Ogni sofferenza s’insinua attraverso il ricordo, l’immaginazione od attraverso ciò che viene percepito. Ma è anche grazie a queste tre vie che esistono il pensiero, il sentimento e l’azione dell’essere umano. Allora, è vero che queste tre vie sono necessarie, ma è anche vero che esse diventano canali di distruzione quando la sofferenza le contamina.
Ma la sofferenza non sarà forse il segnale che la vita ci invia quando la sua corrente si inverte?
La vita può essere invertita da qualcosa  (che non conosco ) che si fa nella vita stessa.
Ma se è così, quel vecchio, quell’uomo e quel giovane qualcosa hanno fatto nella loro vita perché essa si invertisse.
Allora il cavaliere, che meditava nell’oscurità della notte, si addormentò. Addormentandosi, sognò e nel suo sogno il paesaggio si illuminò.

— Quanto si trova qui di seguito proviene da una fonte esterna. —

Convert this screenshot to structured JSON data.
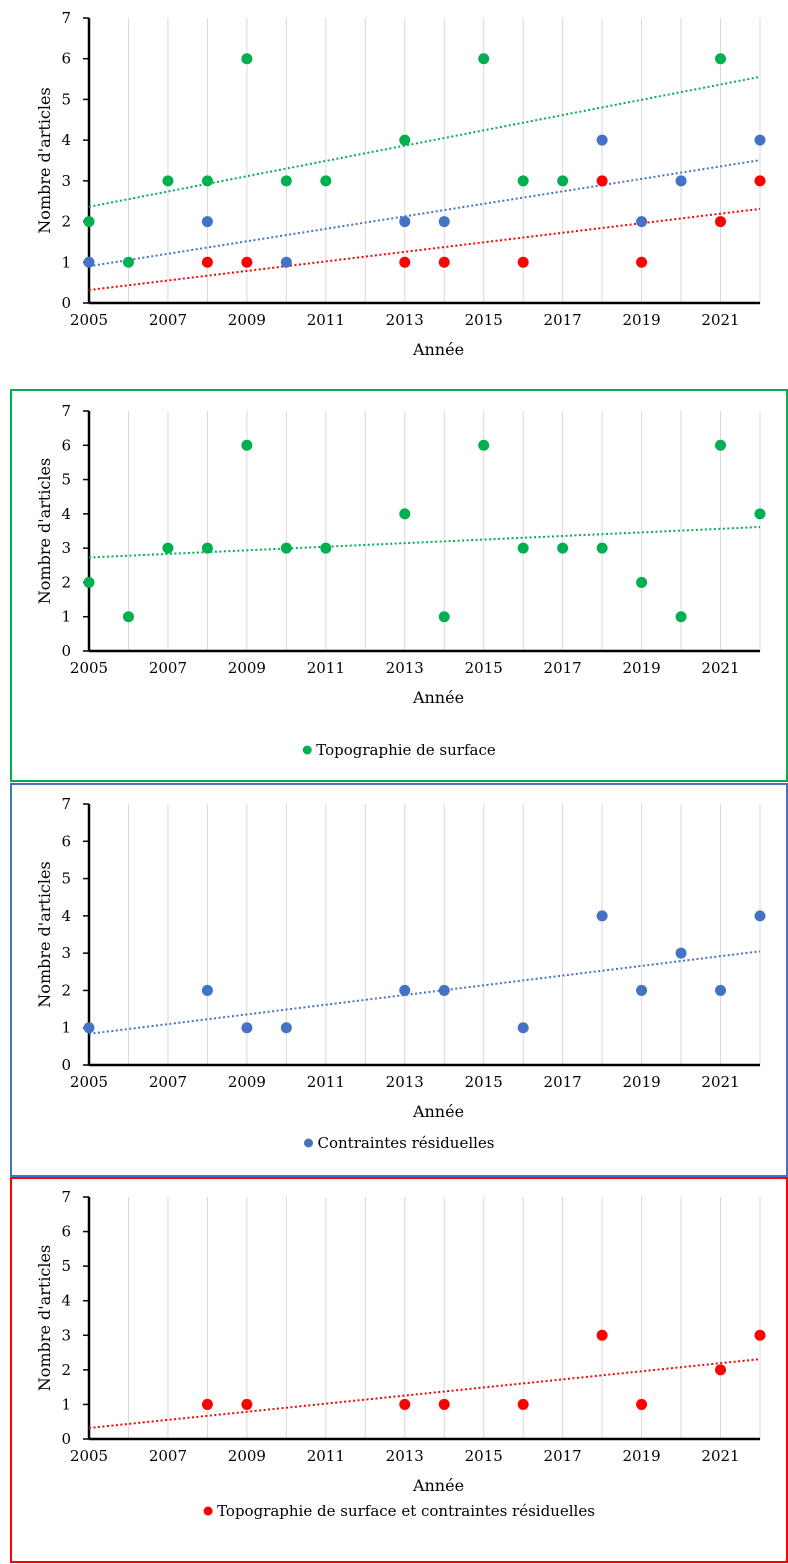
{
  "chart_data": [
    {
      "type": "scatter",
      "xlabel": "Année",
      "ylabel": "Nombre d'articles",
      "xlim": [
        2005,
        2022
      ],
      "ylim": [
        0,
        7
      ],
      "x_ticks": [
        2005,
        2007,
        2009,
        2011,
        2013,
        2015,
        2017,
        2019,
        2021
      ],
      "y_ticks": [
        0,
        1,
        2,
        3,
        4,
        5,
        6,
        7
      ],
      "grid": "vertical",
      "legend": null,
      "trendline": "linear, dotted",
      "series": [
        {
          "color": "#00b050",
          "x": [
            2005,
            2006,
            2007,
            2008,
            2009,
            2010,
            2011,
            2013,
            2015,
            2016,
            2017,
            2021
          ],
          "y": [
            2,
            1,
            3,
            3,
            6,
            3,
            3,
            4,
            6,
            3,
            3,
            6
          ]
        },
        {
          "color": "#4472c4",
          "x": [
            2005,
            2008,
            2010,
            2013,
            2014,
            2018,
            2019,
            2020,
            2022
          ],
          "y": [
            1,
            2,
            1,
            2,
            2,
            4,
            2,
            3,
            4
          ]
        },
        {
          "color": "#ff0000",
          "x": [
            2008,
            2009,
            2013,
            2014,
            2016,
            2018,
            2019,
            2021,
            2022
          ],
          "y": [
            1,
            1,
            1,
            1,
            1,
            3,
            1,
            2,
            3
          ]
        }
      ]
    },
    {
      "type": "scatter",
      "xlabel": "Année",
      "ylabel": "Nombre d'articles",
      "xlim": [
        2005,
        2022
      ],
      "ylim": [
        0,
        7
      ],
      "x_ticks": [
        2005,
        2007,
        2009,
        2011,
        2013,
        2015,
        2017,
        2019,
        2021
      ],
      "y_ticks": [
        0,
        1,
        2,
        3,
        4,
        5,
        6,
        7
      ],
      "grid": "vertical",
      "legend": "bottom",
      "frame_color": "#00b050",
      "trendline": "linear, dotted",
      "series": [
        {
          "name": "Topographie de surface",
          "color": "#00b050",
          "x": [
            2005,
            2006,
            2007,
            2008,
            2009,
            2010,
            2011,
            2013,
            2014,
            2015,
            2016,
            2017,
            2018,
            2019,
            2020,
            2021,
            2022
          ],
          "y": [
            2,
            1,
            3,
            3,
            6,
            3,
            3,
            4,
            1,
            6,
            3,
            3,
            3,
            2,
            1,
            6,
            4
          ]
        }
      ]
    },
    {
      "type": "scatter",
      "xlabel": "Année",
      "ylabel": "Nombre d'articles",
      "xlim": [
        2005,
        2022
      ],
      "ylim": [
        0,
        7
      ],
      "x_ticks": [
        2005,
        2007,
        2009,
        2011,
        2013,
        2015,
        2017,
        2019,
        2021
      ],
      "y_ticks": [
        0,
        1,
        2,
        3,
        4,
        5,
        6,
        7
      ],
      "grid": "vertical",
      "legend": "bottom",
      "frame_color": "#4472c4",
      "trendline": "linear, dotted",
      "series": [
        {
          "name": "Contraintes résiduelles",
          "color": "#4472c4",
          "x": [
            2005,
            2008,
            2009,
            2010,
            2013,
            2014,
            2016,
            2018,
            2019,
            2020,
            2021,
            2022
          ],
          "y": [
            1,
            2,
            1,
            1,
            2,
            2,
            1,
            4,
            2,
            3,
            2,
            4
          ]
        }
      ]
    },
    {
      "type": "scatter",
      "xlabel": "Année",
      "ylabel": "Nombre d'articles",
      "xlim": [
        2005,
        2022
      ],
      "ylim": [
        0,
        7
      ],
      "x_ticks": [
        2005,
        2007,
        2009,
        2011,
        2013,
        2015,
        2017,
        2019,
        2021
      ],
      "y_ticks": [
        0,
        1,
        2,
        3,
        4,
        5,
        6,
        7
      ],
      "grid": "vertical",
      "legend": "bottom",
      "frame_color": "#ff0000",
      "trendline": "linear, dotted",
      "series": [
        {
          "name": "Topographie de surface et contraintes résiduelles",
          "color": "#ff0000",
          "x": [
            2008,
            2009,
            2013,
            2014,
            2016,
            2018,
            2019,
            2021,
            2022
          ],
          "y": [
            1,
            1,
            1,
            1,
            1,
            3,
            1,
            2,
            3
          ]
        }
      ]
    }
  ]
}
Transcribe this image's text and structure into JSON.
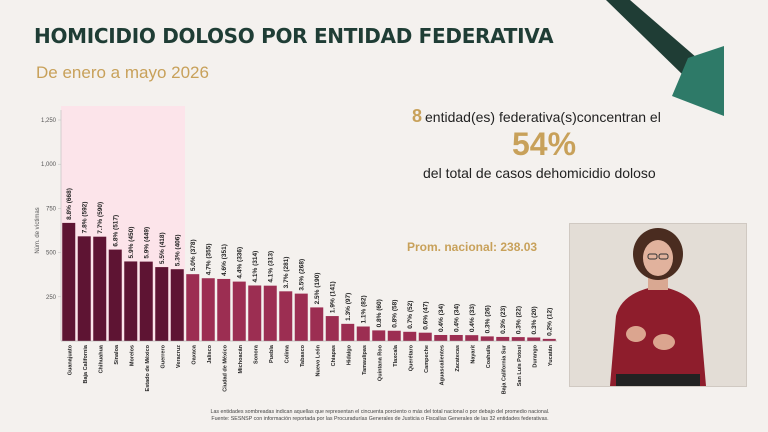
{
  "header": {
    "title": "HOMICIDIO DOLOSO POR ENTIDAD FEDERATIVA",
    "subtitle": "De enero a mayo 2026"
  },
  "summary": {
    "count": "8",
    "line1_text": "entidad(es) federativa(s)concentran el",
    "percent": "54%",
    "line3_text": "del total de casos dehomicidio doloso"
  },
  "average_label": "Prom. nacional: 238.03",
  "footnote": {
    "line1": "Las entidades sombreadas indican aquellas que representan el cincuenta porciento o más del total nacional o por debajo del promedio nacional.",
    "line2": "Fuente: SESNSP con información reportada por las Procuradurías Generales de Justicia o Fiscalías Generales de las 32 entidades federativas."
  },
  "colors": {
    "title": "#1f3d35",
    "accent_gold": "#c8a15a",
    "bar_top": "#5e1433",
    "bar_other": "#9c2e52",
    "highlight": "#fce4ea",
    "arrow_dark": "#1f3d35",
    "arrow_light": "#2e7a68"
  },
  "icons": {
    "trend": "trend-down-arrow-icon"
  },
  "chart_data": {
    "type": "bar",
    "ylabel": "Núm. de víctimas",
    "ylim": [
      0,
      1250
    ],
    "yticks": [
      250,
      500,
      750,
      1000,
      1250
    ],
    "ytick_labels": [
      "250",
      "500",
      "750",
      "1,000",
      "1,250"
    ],
    "highlighted_count": 8,
    "categories": [
      "Guanajuato",
      "Baja California",
      "Chihuahua",
      "Sinaloa",
      "Morelos",
      "Estado de México",
      "Guerrero",
      "Veracruz",
      "Oaxaca",
      "Jalisco",
      "Ciudad de México",
      "Michoacán",
      "Sonora",
      "Puebla",
      "Colima",
      "Tabasco",
      "Nuevo León",
      "Chiapas",
      "Hidalgo",
      "Tamaulipas",
      "Quintana Roo",
      "Tlaxcala",
      "Querétaro",
      "Campeche",
      "Aguascalientes",
      "Zacatecas",
      "Nayarit",
      "Coahuila",
      "Baja California Sur",
      "San Luis Potosí",
      "Durango",
      "Yucatán"
    ],
    "values": [
      668,
      592,
      590,
      517,
      450,
      449,
      418,
      406,
      378,
      355,
      351,
      336,
      314,
      313,
      281,
      268,
      190,
      141,
      97,
      82,
      60,
      58,
      52,
      47,
      34,
      34,
      33,
      26,
      23,
      22,
      20,
      12
    ],
    "labels": [
      "8.8% (668)",
      "7.8% (592)",
      "7.7% (590)",
      "6.8% (517)",
      "5.9% (450)",
      "5.9% (449)",
      "5.5% (418)",
      "5.3% (406)",
      "5.0% (378)",
      "4.7% (355)",
      "4.6% (351)",
      "4.4% (336)",
      "4.1% (314)",
      "4.1% (313)",
      "3.7% (281)",
      "3.5% (268)",
      "2.5% (190)",
      "1.9% (141)",
      "1.3% (97)",
      "1.1% (82)",
      "0.8% (60)",
      "0.8% (58)",
      "0.7% (52)",
      "0.6% (47)",
      "0.4% (34)",
      "0.4% (34)",
      "0.4% (33)",
      "0.3% (26)",
      "0.3% (23)",
      "0.3% (22)",
      "0.3% (20)",
      "0.2% (12)"
    ]
  }
}
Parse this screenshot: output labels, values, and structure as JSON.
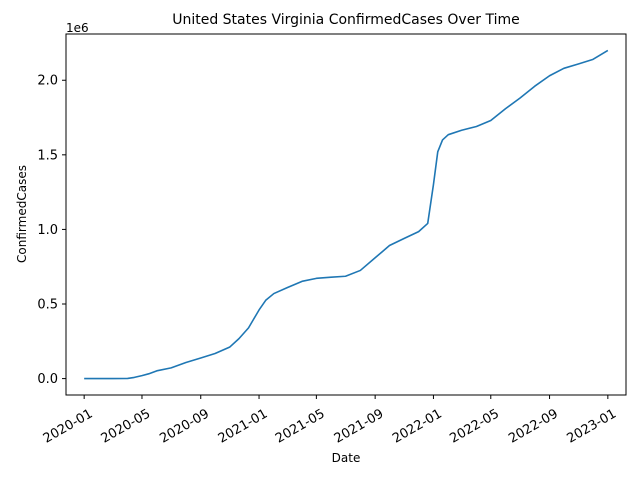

Si trovava al centro di uno spazio triangolare chiuso da muri di specchi. Gli specchi riflettevano la sua immagine, moltiplicandola. Se sceglieva una direzione, si vedeva vecchio, se ne prendeva un’altra, il suo volto era d’uomo o di ragazzo...
Ma egli si sentiva un bambino, al centro di se stesso.
Allora tutto cominciò a oscurarsi e quando non poté riconoscere altro che la nera oscurità, il cavaliere si svegliò.
Aprì gli occhi e vide la luce del sole. Poi montò a cavallo e, vedendo che l’ombra si allungava, disse tra sé: “E’ la contraddizione ciò che inverte la vita e genera sofferenza... Il sole cala affinché il giorno si trasformi in notte. Ma come sarà il giorno, dipenderà da ciò che io ne farò.”